Mike Konczal has an amazing post on what the conservative freakout over Obama’s “you didn’t build that” comment is really about:
Some political commentators have treated this comment and its reaction either as part of the presidential noise machine or as the dreamscape projections of the conservative id. Will Wilkinson at Democracy in America has written a post, “Taxes and the rich,” addressing this. There are some problematic issues with the post  , but he describes Rush Limbaugh’s reaction as being bound up in an absurd myth. He says, “Mr Obama’s in-it-together point is mildly offensive in context because it is used to imply that top-earners who resist paying an even larger portion of America’s tab do so only because they are in the grip of an absurd myth of self-reliance.”
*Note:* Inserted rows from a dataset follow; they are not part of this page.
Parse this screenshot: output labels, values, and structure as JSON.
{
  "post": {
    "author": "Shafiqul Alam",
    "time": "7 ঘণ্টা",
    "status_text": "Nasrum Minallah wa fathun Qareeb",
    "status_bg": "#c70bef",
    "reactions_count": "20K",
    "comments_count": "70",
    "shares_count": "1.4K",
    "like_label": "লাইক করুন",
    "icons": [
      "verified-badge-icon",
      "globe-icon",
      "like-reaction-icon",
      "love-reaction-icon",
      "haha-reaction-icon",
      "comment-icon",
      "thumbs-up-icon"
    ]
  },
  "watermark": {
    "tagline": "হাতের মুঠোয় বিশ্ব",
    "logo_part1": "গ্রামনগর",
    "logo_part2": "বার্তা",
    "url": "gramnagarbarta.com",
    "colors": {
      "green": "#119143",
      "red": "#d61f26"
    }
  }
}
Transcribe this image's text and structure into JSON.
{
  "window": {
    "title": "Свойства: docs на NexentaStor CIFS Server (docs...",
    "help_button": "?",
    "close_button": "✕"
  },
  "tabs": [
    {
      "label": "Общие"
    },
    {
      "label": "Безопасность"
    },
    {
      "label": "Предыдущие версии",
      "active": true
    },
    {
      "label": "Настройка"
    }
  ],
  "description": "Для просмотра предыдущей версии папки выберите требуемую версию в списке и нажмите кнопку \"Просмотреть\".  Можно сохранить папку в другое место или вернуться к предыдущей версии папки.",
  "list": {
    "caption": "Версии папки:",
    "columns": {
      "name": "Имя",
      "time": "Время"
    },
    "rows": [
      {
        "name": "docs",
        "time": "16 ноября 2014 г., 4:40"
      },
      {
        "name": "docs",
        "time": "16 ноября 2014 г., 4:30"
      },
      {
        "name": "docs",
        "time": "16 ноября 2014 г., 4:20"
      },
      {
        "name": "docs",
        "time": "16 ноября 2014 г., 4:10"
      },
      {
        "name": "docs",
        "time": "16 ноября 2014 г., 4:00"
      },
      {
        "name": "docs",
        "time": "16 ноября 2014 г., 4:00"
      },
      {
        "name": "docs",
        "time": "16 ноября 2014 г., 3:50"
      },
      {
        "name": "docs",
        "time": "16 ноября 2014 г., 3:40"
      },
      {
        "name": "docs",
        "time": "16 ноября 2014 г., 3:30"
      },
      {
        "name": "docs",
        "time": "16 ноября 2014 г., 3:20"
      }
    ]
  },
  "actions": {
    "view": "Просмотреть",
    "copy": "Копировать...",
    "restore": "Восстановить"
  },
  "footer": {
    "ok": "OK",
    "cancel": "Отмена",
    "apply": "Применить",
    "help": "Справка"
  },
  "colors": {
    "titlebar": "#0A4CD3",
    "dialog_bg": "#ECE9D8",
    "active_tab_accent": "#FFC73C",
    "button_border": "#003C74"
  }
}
I’d argue that instead of self-reliance, the real idea the right is appealing to here is the idea of the “job creator.” It goes beyond the person who gets by on his own without any help from the government or the public at large. It’s the idea that the rich create all the value of the economy. They are, as John Paul Rollert put it in a great post wondering what Adam Smith would think of “job creators,” the visible hand of the economy. The rich are, as people at the Mitt Romney fundraiser put it, “the engine of the economy” who all the other people “rely” on for their survival. (I’m assuming. I would have meant it the other way around, but I wasn’t at that fundraiser.) The economy isn’t something we create together. It is something the rich create for everyone else.